Status: RESOLVED INACTIVE

(NSS :: Libraries, defect, P5)

Description

[Brian Smith (:briansmith, :bsmith, use NEEDINFO?)]

(In reply to Brian Smith (:bsmith) from Bug 681839 comment 4)
> (In reply to Wan-Teh Chang from comment #3)
> > For example, when calling SSL_HandshakeNegotiatedExtension in the client
> > authentication callback, the caller knows the handshake is still in 
> > progress based on the knowledge of the SSL handshake process.
> 
> What about uses outside of the callback functions? Should we just consider
> that to be misuse of the API? If so, then I think we should document which
> functions are only allowed to be called from within callbacks.
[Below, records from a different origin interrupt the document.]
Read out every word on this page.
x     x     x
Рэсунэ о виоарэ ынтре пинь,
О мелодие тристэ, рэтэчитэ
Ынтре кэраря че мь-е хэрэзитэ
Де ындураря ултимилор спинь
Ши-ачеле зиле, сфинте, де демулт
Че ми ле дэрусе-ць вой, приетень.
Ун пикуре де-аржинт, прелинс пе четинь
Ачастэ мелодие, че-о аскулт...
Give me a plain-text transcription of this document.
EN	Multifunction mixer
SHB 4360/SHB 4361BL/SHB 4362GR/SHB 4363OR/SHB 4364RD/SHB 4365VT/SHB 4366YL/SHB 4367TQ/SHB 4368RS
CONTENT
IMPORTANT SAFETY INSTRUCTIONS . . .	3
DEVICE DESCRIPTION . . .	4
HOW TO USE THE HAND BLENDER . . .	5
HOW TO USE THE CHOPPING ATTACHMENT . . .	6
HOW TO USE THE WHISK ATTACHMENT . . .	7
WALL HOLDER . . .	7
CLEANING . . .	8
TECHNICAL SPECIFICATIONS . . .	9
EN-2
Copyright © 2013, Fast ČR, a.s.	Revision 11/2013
Now I see that it is definitely the case that SSL_HandshakeNegotiatedExtension, SSL_GetChannelInfo, SSL_PeerCertificate, etc. should only be called from within callbacks. That is why these functions don't and can't take locks; in callbacks, these locks are already taken. (The various "need locks" comments in the source for these functions are misleading.) Plus, if you were to call these functions when a renegotiation takes place (or could take place), outside of a callback, then you will get undefined results--sometimes you will get results from the previous handshake, and sometimes you will get results from the current renegotiation handshake.

We should document which callbacks can call which functions (e.g. SSL_HandshakeNegotiatedExtension can be called from the AuthCertificate callback, the HandshakeCallback, or the GetClientAuthData callback; SSL_GetChannelInfo can only be called from within the HandshakeCallback), that they return undefined results when called from outside of these documented callbacks, and that they can't be relied upon to figure out if a handshake has been completed.

I think the current situation is something like this:

SSL_PeerCertificate:
Only gives reliable results when called by the auth certificate callback, the bad cert hook, the client auth data callback, and/or the handshake callback.

SSL_RevealCert: this should be deprecated; it is the same exact logic as SSL_PeerCertificate.

SSL_SecurityStatus:
Only gives reliable results when called by the handshake callback.

SSL_GetChannelInfo:
Only gives reliable results when called by the handshake callback.

SSL_GetNegotiatedHostInfo: For clients, this is basically just like SSL_RevealURL; for servers, it should give reliable when called by the auth certificate callback, the bad cert hook, the client auth data callback, and/or the handshake callback.

SSL_LocalCertificate: This function is documented to return the "most recently sent" certificate, so technically it can return reliable results for all callbacks, but practically it returns reliable results only in the handshake callback for clients, and in the handshake callback, auth certificate callback, or bad cert hook for servers.

SSL_HandshakeNegotiatedExtension: This function can (be made to) return reliable results when called by the auth certificate callback, the client auth data callback, the bad cert hook, or the handshake callback.